Amar também é uma jornada, assim como viver, conhecer a Deus e entender sua vontade. Mais importante é que nem estamos sozinhos nem viajamos às cegas neste percurso. Assim como o Capitão Kirk tinha seus amigos para ajudá-lo, temos um grande amigo que conhece bem a trilha: Jesus. Daí que viver como Ele viveu e seguir seus ensinamentos é o Caminho para Deus. Deus se tornou homem para nos mostrar como o ser humano deve percorrer esta jornada de vida. Só através de Cristo podemos, de fato, trilhar o caminho que nos leva à Deus.

A cada dia, a cada passo, a cada curva na estrada, busco seguir mais as pegadas deste Guia.

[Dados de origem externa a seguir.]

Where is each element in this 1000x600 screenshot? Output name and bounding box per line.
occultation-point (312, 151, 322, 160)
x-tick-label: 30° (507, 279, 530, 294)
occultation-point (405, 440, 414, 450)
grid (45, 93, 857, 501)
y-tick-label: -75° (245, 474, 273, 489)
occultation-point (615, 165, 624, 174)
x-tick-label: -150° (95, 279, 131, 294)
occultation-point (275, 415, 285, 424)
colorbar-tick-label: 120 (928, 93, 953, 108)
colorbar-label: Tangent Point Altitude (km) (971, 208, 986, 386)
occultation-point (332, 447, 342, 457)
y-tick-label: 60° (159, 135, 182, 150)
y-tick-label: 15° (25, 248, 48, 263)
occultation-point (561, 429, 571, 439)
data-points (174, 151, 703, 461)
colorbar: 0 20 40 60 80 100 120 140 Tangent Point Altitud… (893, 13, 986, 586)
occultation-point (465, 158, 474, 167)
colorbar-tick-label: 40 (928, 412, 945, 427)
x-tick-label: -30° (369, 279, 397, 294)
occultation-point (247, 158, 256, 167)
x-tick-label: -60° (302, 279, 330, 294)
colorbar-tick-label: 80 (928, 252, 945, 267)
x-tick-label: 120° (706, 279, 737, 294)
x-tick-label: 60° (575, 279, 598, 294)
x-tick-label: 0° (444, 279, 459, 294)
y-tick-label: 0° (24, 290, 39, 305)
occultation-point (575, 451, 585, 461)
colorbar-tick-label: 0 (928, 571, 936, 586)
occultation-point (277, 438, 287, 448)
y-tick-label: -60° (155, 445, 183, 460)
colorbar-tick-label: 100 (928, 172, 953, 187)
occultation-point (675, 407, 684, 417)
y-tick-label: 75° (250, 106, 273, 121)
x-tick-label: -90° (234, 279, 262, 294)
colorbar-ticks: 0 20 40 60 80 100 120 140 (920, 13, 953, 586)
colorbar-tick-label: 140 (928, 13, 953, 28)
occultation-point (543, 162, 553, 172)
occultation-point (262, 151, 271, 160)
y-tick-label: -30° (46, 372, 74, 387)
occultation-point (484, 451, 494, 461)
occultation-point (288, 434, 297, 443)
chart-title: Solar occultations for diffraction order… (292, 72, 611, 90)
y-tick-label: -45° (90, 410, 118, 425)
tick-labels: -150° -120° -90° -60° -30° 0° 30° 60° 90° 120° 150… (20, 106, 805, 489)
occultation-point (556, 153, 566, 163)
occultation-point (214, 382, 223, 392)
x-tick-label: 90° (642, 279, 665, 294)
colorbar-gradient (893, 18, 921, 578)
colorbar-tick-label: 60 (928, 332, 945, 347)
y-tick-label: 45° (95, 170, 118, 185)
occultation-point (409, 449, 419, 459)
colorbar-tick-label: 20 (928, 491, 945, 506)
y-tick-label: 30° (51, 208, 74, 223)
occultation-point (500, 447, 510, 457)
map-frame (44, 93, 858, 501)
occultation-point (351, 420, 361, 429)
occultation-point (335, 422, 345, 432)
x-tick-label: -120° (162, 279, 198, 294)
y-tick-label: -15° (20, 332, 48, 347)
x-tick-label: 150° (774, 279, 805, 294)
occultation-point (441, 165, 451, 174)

Quero que este desejo e esta determinação se fortaleçam a cada momento e quero indicar a outros este caminho difícil, mas certo. Que eu possa viajar sabendo que, mesmo sem pertencer a esta estrada (é só um percurso de passagem) cada passo é firme e leve; cada curva é surpresa e confiança; cada subida é esforço e pacificação... Quero seguir sempre caminhando amorosamente no Amor que nos move para mais perto daquele que é o Amor.